Cathie Wood, the head of Ark Investment Management, has once again demonstrated her investment strategy of capitalizing on stock price dips following earnings announcements. This approach was evident in her recent move with Advanced Micro Devices (AMD).
On Oct. 30, Ark Funds took advantage of a market reaction to AMD’s third-quarter earnings report by purchasing 111,080 shares of AMD, a move that valued at approximately $15.7 million based on the stock’s closing price on November 2.
AMD’s earnings for the third quarter were somewhat of a mixed bag. The company managed to meet Wall Street’s expectations with an adjusted earnings per share of 92 cents, and it slightly outperformed on revenue, reporting $6.82 billion against the consensus estimate of $6.71 billion. However, the stock took a hit, falling over 10% in response to what was perceived as a disappointing fourth-quarter revenue guidance. AMD forecasted sales for the next quarter to be around $7.5 billion, which fell just shy of the expected $7.55 billion.
Despite this immediate negative market reaction, AMD’s year has not been without its highlights. The company has positioned itself as a formidable competitor in the AI chip market, especially with the unveiling of its MI235X AI chip. CEO Lisa Su has expressed optimism about the company’s direction, particularly noting the strong interest in the MI325X with production shipments anticipated to commence in the current quarter.
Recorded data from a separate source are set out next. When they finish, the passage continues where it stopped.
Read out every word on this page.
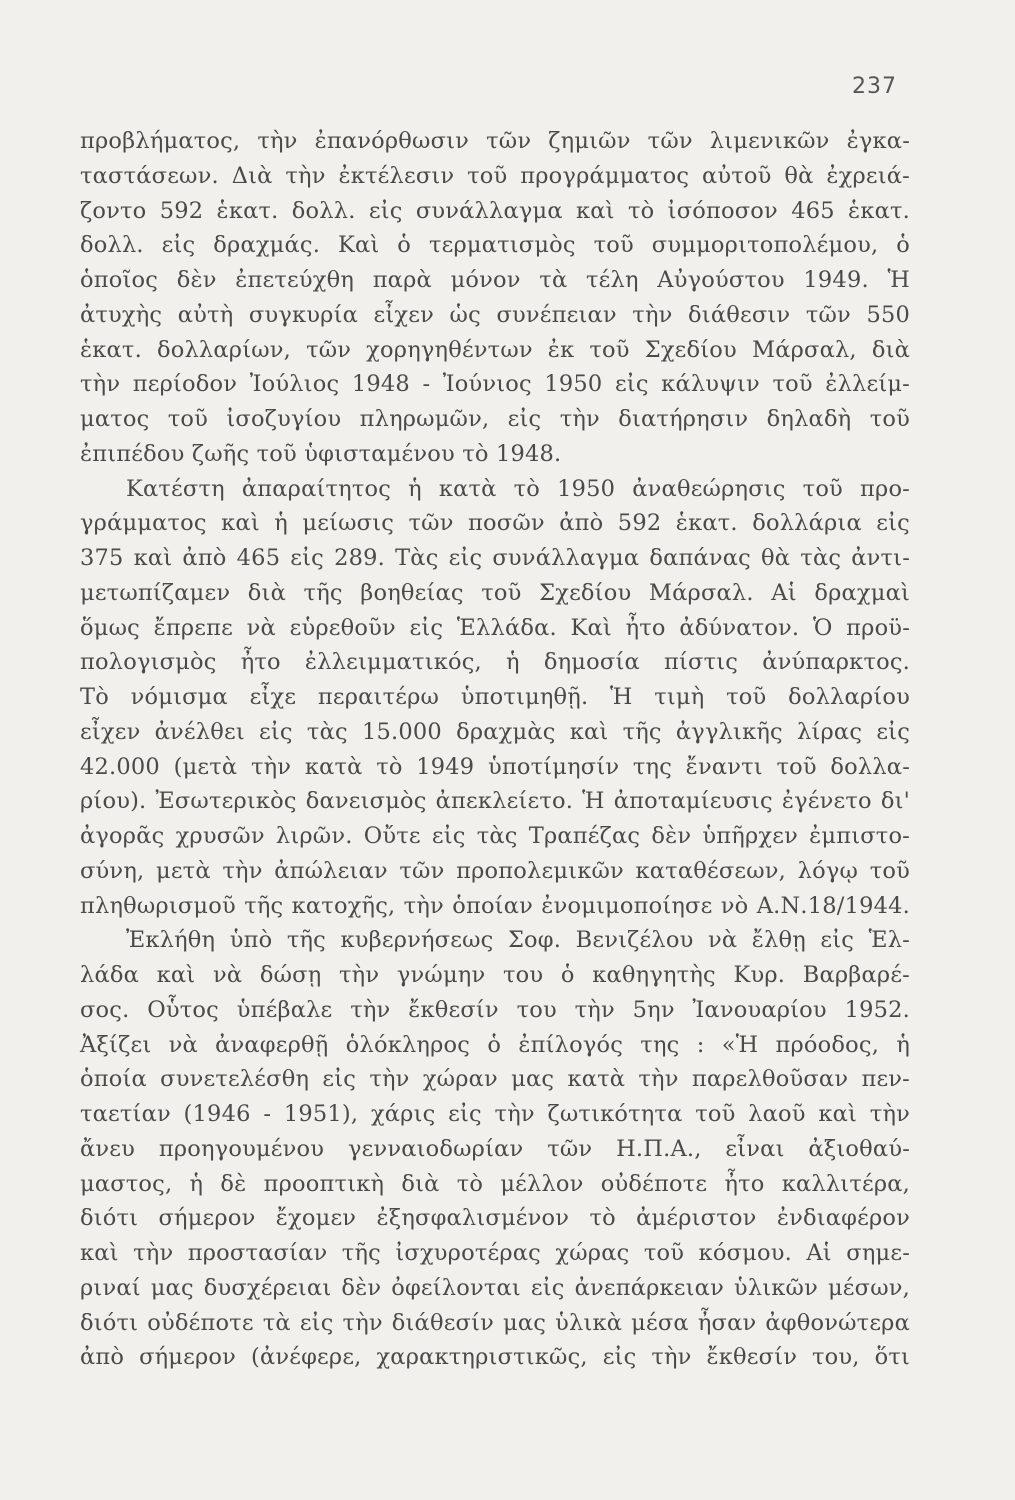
237
προβλήματος, τὴν ἐπανόρθωσιν τῶν ζημιῶν τῶν λιμενικῶν ἐγκα-
ταστάσεων. Διὰ τὴν ἐκτέλεσιν τοῦ προγράμματος αὐτοῦ θὰ ἐχρειά-
ζοντο 592 ἑκατ. δολλ. εἰς συνάλλαγμα καὶ τὸ ἰσόποσον 465 ἑκατ.
δολλ. εἰς δραχμάς. Καὶ ὁ τερματισμὸς τοῦ συμμοριτοπολέμου, ὁ
ὁποῖος δὲν ἐπετεύχθη παρὰ μόνον τὰ τέλη Αὐγούστου 1949. Ἡ
ἀτυχὴς αὐτὴ συγκυρία εἶχεν ὡς συνέπειαν τὴν διάθεσιν τῶν 550
ἑκατ. δολλαρίων, τῶν χορηγηθέντων ἐκ τοῦ Σχεδίου Μάρσαλ, διὰ
τὴν περίοδον Ἰούλιος 1948 - Ἰούνιος 1950 εἰς κάλυψιν τοῦ ἐλλείμ-
ματος τοῦ ἰσοζυγίου πληρωμῶν, εἰς τὴν διατήρησιν δηλαδὴ τοῦ
ἐπιπέδου ζωῆς τοῦ ὑφισταμένου τὸ 1948.
Κατέστη ἀπαραίτητος ἡ κατὰ τὸ 1950 ἀναθεώρησις τοῦ προ-
γράμματος καὶ ἡ μείωσις τῶν ποσῶν ἀπὸ 592 ἑκατ. δολλάρια εἰς
375 καὶ ἀπὸ 465 εἰς 289. Τὰς εἰς συνάλλαγμα δαπάνας θὰ τὰς ἀντι-
μετωπίζαμεν διὰ τῆς βοηθείας τοῦ Σχεδίου Μάρσαλ. Αἱ δραχμαὶ
ὅμως ἔπρεπε νὰ εὑρεθοῦν εἰς Ἑλλάδα. Καὶ ἦτο ἀδύνατον. Ὁ προϋ-
πολογισμὸς ἦτο ἐλλειμματικός, ἡ δημοσία πίστις ἀνύπαρκτος.
Τὸ νόμισμα εἶχε περαιτέρω ὑποτιμηθῇ. Ἡ τιμὴ τοῦ δολλαρίου
εἶχεν ἀνέλθει εἰς τὰς 15.000 δραχμὰς καὶ τῆς ἀγγλικῆς λίρας εἰς
42.000 (μετὰ τὴν κατὰ τὸ 1949 ὑποτίμησίν της ἔναντι τοῦ δολλα-
ρίου). Ἐσωτερικὸς δανεισμὸς ἀπεκλείετο. Ἡ ἀποταμίευσις ἐγένετο δι'
ἀγορᾶς χρυσῶν λιρῶν. Οὔτε εἰς τὰς Τραπέζας δὲν ὑπῆρχεν ἐμπιστο-
σύνη, μετὰ τὴν ἀπώλειαν τῶν προπολεμικῶν καταθέσεων, λόγῳ τοῦ
πληθωρισμοῦ τῆς κατοχῆς, τὴν ὁποίαν ἐνομιμοποίησε νὸ Α.Ν.18/1944.
Ἐκλήθη ὑπὸ τῆς κυβερνήσεως Σοφ. Βενιζέλου νὰ ἔλθῃ εἰς Ἑλ-
λάδα καὶ νὰ δώσῃ τὴν γνώμην του ὁ καθηγητὴς Κυρ. Βαρβαρέ-
σος. Οὗτος ὑπέβαλε τὴν ἔκθεσίν του τὴν 5ην Ἰανουαρίου 1952.
Ἀξίζει νὰ ἀναφερθῇ ὁλόκληρος ὁ ἐπίλογός της : «Ἡ πρόοδος, ἡ
ὁποία συνετελέσθη εἰς τὴν χώραν μας κατὰ τὴν παρελθοῦσαν πεν-
ταετίαν (1946 - 1951), χάρις εἰς τὴν ζωτικότητα τοῦ λαοῦ καὶ τὴν
ἄνευ προηγουμένου γενναιοδωρίαν τῶν Η.Π.Α., εἶναι ἀξιοθαύ-
μαστος, ἡ δὲ προοπτικὴ διὰ τὸ μέλλον οὐδέποτε ἦτο καλλιτέρα,
διότι σήμερον ἔχομεν ἐξησφαλισμένον τὸ ἀμέριστον ἐνδιαφέρον
καὶ τὴν προστασίαν τῆς ἰσχυροτέρας χώρας τοῦ κόσμου. Αἱ σημε-
ριναί μας δυσχέρειαι δὲν ὀφείλονται εἰς ἀνεπάρκειαν ὑλικῶν μέσων,
διότι οὐδέποτε τὰ εἰς τὴν διάθεσίν μας ὑλικὰ μέσα ἦσαν ἀφθονώτερα
ἀπὸ σήμερον (ἀνέφερε, χαρακτηριστικῶς, εἰς τὴν ἔκθεσίν του, ὅτι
This development, coupled with an upward revision of its AI chip sales forecast to $5 billion, signals AMD’s strategic focus on high-growth areas.
The financial performance in specific segments showed varied results. AMD’s client segment, which includes PC sales, saw a significant 23% increase to $1.9 billion, driven by the demand for high-end laptops with AMD chips tailored for AI applications. Conversely, the gaming division experienced a sharp decline, with sales dropping by 68% due to reduced demand for custom console chips.
In the broader context, AMD is positioning itself as Nvidia‘s primary competitor in the AI chip sector, with expectations of sustained growth in data center, client, and embedded businesses.
This growth is anticipated to be fueled by the increasing demand for computational power, as noted by Lisa Su in her statement, “Looking forward, we see significant growth opportunities across our data center, client, and embedded businesses driven by the insatiable demand for more compute.”
Despite these promising developments, AMD’s stock has seen a 3.7% decrease year-to-date, closing at $141.93 on November 1. Although it’s not among the top 10 holdings in Ark’s flagship ETF, ARKK, as of the same date, Cathie Wood’s recent purchase reflects a strategic bet on AMD’s future in the AI and computing space, leveraging the company’s potential to ride the wave of increasing AI adoption by major tech players like Amazon (AMZN).